Theory is the framework, the idea, the attitude brought to the game. And as such, relational theory asks that any “relational tool” allows the user to perceive the data and to manipulate that data as if the data were contained within tables having certain qualities. Relational theory does not require data be physically implemented as “tables.” A “table” is simply an idea, a table has no known quantifiable physical implementation to go along with it. If one tells developers to “implement a table” from scratch, I doubt that any two would create exactly the same physical thing. The implementation is the choice of the implementer. An implementer could use VSAM files as much as they want; however, they are asked to hide those VSAM files from the data user’s coding essentials if they wish to refer to their tool as “relational.” Relational theory seems to be held to a higher standard by some; ballistics theory is not often held accountable for vendors providing bad cannons.

It is fair to say that relational theory is the only solid framework for establishing a rational expression of data that falls anywhere inside the boundaries of formal logic. As people continue to laud the “death of relational” by coming up with one or other “new” physical implementations of coding or data engines, from object-oriented, XML, columnar, or anything else one might name, the primary short-coming is that these are physical implementations that avoid having any formalized logic underpinning them. And as long as that missing-foundational-logic circumstance remains true, even should one use a “non-relational” engine, one should always work through a relational design in order to understand the true nature of the data and the functional dependencies between the items that constitute the universe of discourse. Those functional dependencies will drive the requirements of the code that queries and manipulates the data—regardless of how you choose to physically store it. Data knowledge is important; a relational design comprised via an entity-?relationship diagram is valuable for the business rules about the data that are expressed. Lists of fields within a non-relational design are non-expressive shopping lists and little more.

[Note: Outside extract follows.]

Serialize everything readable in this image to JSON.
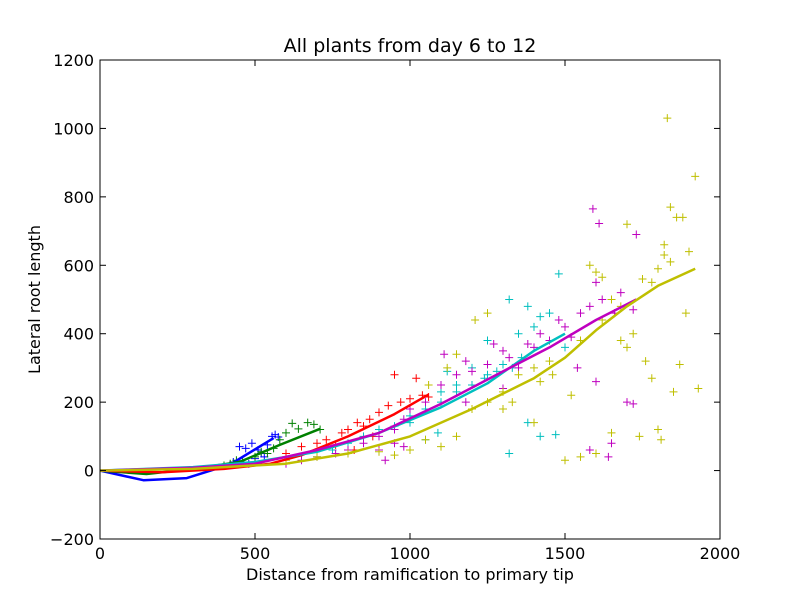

Can non-relational approaches provide better performance than relational approaches? That is a non-question. Better or worse performance only comes into play once you have a physical implementation to cope with. So to reframe the question more properly, can non-relationally minded tools be coded internally so that they provide better data query and manipulation performance than relationally minded tools? I imagine the answer to that performance issue depends on which tool has the better designers and developers. There are times and circumstances where all sorts of things may turn out to optimize performance. However, should the desire be to establish structures that would generally optimize many differing data query needs, then the chances are that relational approaches might very well be more appropriate than non-relational approaches. Additionally, one could allow that the relationally minded tool developers have the harder task because they have the added burden of trying to follow the tenets of relational theory. The non-relationally minded tool developers are freer to have their implementation go down whatever path they choose. And certainly, many relationally minded tools cut an awful lot of corners, and in doing so, unfortunately, expose their implementations. The bottom line seems to be that trying to create a truly relational user data experience is hard, very hard indeed.